I knew about those books but I've never read them.

Posted by Joe (@joe) on Jan. 8, 2026, 7:25 a.m.

Confessions of a Crap Artist was published during his lifetime, that’s the only one. “The Man Whose Teeth Were All Exactly Alike” is an intriguing title that I’m surprised isn’t one of his SF books.

Michael Bishop wrote a novel called Philip K Dick Is Dead, Alas (originally released as The Secret Ascension, but the other title was his preferred title) that I remembered seeing described as an alternate history where PKD was known in his lifetime for his realistic novels and not his SF. I like Michael Bishop so I plan to read it after I get around to some of those posthumous PKD books. Looking at the Amazon blurb, I guess there’s alot more to the plot:

It is 1982. The United States has a permanent Moonbase. Richard M. Nixon is in the fourth term of the “imperial presidency.” And an eccentric novelist named Philip K. Dick has just died in California.

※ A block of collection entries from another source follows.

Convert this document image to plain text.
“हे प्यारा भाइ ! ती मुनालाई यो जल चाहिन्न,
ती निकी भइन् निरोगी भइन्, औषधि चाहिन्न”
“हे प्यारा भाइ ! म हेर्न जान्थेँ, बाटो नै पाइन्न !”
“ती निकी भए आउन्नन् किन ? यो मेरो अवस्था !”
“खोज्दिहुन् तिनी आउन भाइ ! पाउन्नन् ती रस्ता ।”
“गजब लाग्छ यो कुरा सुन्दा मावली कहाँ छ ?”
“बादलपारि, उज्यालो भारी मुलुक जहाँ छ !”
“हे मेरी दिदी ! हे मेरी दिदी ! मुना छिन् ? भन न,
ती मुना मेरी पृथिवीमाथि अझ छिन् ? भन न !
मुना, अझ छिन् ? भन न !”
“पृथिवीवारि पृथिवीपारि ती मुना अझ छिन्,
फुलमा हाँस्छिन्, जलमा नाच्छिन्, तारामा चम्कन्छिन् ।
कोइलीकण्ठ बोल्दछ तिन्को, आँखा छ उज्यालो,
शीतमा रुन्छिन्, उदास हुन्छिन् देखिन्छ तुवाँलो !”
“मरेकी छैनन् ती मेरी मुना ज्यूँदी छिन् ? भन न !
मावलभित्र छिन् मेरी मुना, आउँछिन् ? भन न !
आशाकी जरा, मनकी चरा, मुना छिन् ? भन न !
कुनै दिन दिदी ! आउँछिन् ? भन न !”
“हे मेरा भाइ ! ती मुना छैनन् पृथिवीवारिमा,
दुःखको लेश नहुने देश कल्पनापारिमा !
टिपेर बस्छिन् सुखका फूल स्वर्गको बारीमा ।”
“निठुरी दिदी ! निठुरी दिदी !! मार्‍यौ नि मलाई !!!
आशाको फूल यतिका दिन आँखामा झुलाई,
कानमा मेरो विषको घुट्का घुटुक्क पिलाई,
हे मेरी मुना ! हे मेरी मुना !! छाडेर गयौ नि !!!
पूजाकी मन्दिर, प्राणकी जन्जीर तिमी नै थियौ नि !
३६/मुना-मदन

Or has he? Psychiatrist Lia Pickford, M.D., is nonplussed when Dick walks into her office in small-town Georgia, with a cab idling outside, to ask for help. And Cal Pickford, a longtime Dick fan stunned by the news of his hero’s death, is electrified when his wife tells him of the visit.

So begins a sequence of events involving Cal in the repressive Nixon regime, the affairs of an aging movie queen, a hip but frightened Vietnamese immigrant and an old black man who works as a groom–all leading up to a fateful confrontation between Dick, Cal, and Nixon himself on the moon.